Open MPI logo

Open MPI Development Mailing List Archives

  |   Home   |   Support   |   FAQ   |   all Development mailing list

Subject: Re: [OMPI devel] iprobe and opal_progress
From: Jeff Squyres (jsquyres_at_[hidden])
Date: 2008-06-18 09:10:41


Perhaps we did that as a latency optimization...?

George / Brian / Galen -- do you guys know/remember why this was done?

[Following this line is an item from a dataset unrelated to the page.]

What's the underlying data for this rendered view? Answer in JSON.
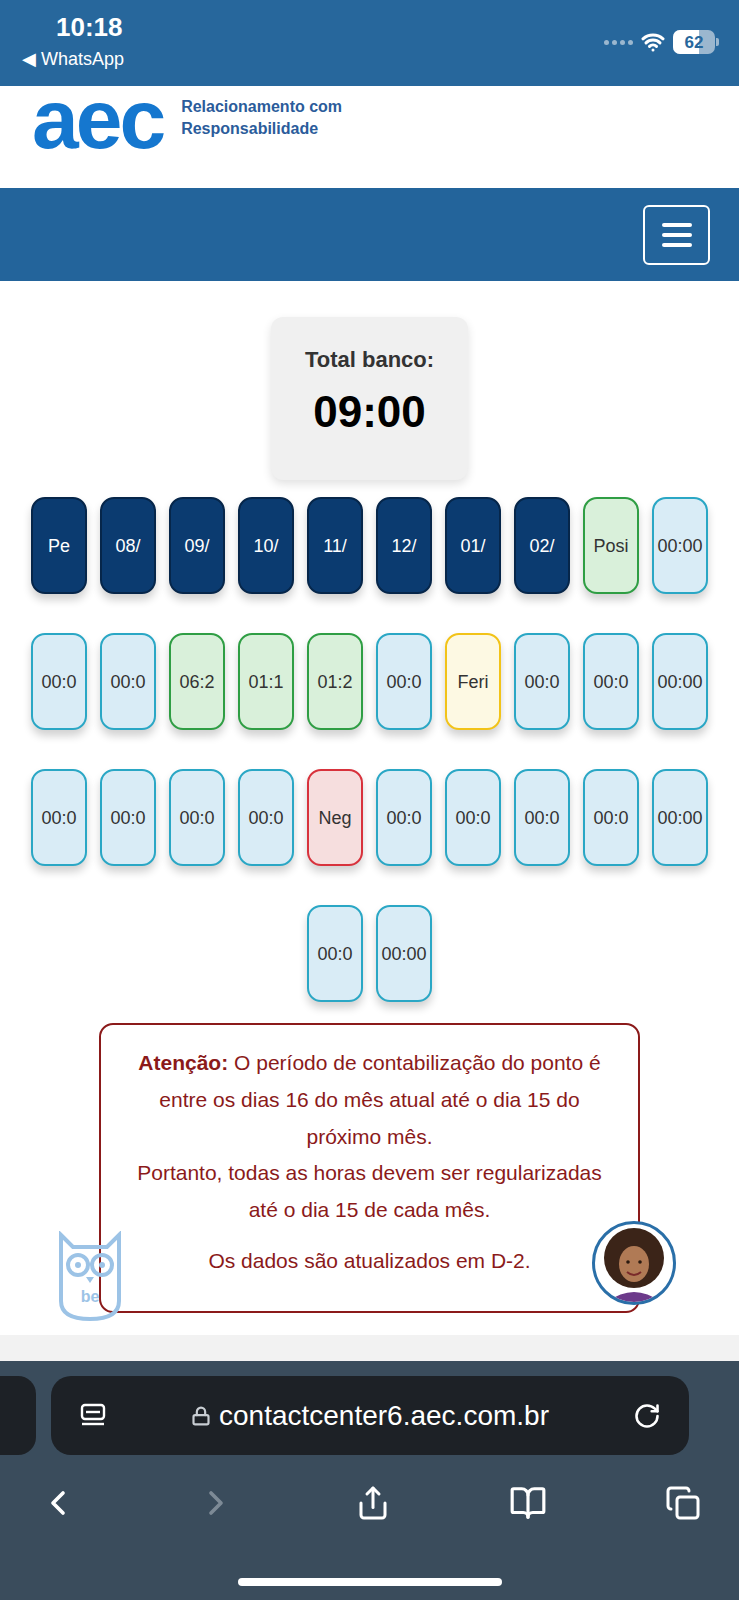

On the surface, it looks like it would be ok to call progress and
check again to see if it found the match. Can anyone think of a
deeper reason not to?

On Jun 17, 2008, at 11:43 AM, Terry Dontje wrote:

> I've ran into an issue while running hpl where a message has been
> sent (in shared memory in this case) and the receiver calls iprobe
> but doesn't see said message the first call to iprobe (even though
> it is there) but does see it the second call to iprobe. Looking at
> mca_pml_ob1_iprobe function and the calls it makes it looks like it
> checks the unexpected queue for matches and if it doesn't find one
> it sets the flag to 0 (no matches), then calls opal_progress and
> return. This seems wrong to me since I would expect that the call
> to opal_progress probably would pull in the message that the iprobe
> is waiting for.
>
> Am I correct in my reading of the code? It seems that maybe some
> sort of check needs to be done after the call to opal_progress in
> mca_pml_ob1_iprobe.
>
> Attached is a simple program that shows the issue I am running into:
>
> #include <mpi.h>
>
> int main() {
> int rank, src[2], dst[2], flag = 0;
> int nxfers;
> MPI_Status status;
>
> MPI_Init(NULL, NULL);
> MPI_Comm_rank(MPI_COMM_WORLD, &rank);
>
> if (0 == rank) {
> for (nxfers = 0; nxfers < 5; nxfers++)
> MPI_Send(src, 2, MPI_INT, 1, 0, MPI_COMM_WORLD);
> } else if (1 == rank) {
> for (nxfers = 0; nxfers < 5; nxfers++) {
> sleep(5);
> flag = 0;
> while (!flag) {
> printf("iprobe...");
> MPI_Iprobe(0, 0, MPI_COMM_WORLD, &flag, &status);
> }
> printf("\n");
> MPI_Recv(dst, 2, MPI_INT, 0, 0, MPI_COMM_WORLD, &status);
> }
> }
> MPI_Finalize();
> }
>
> --td
> _______________________________________________
> devel mailing list
> devel_at_[hidden]
> http://www.open-mpi.org/mailman/listinfo.cgi/devel

-- 
Jeff Squyres
Cisco Systems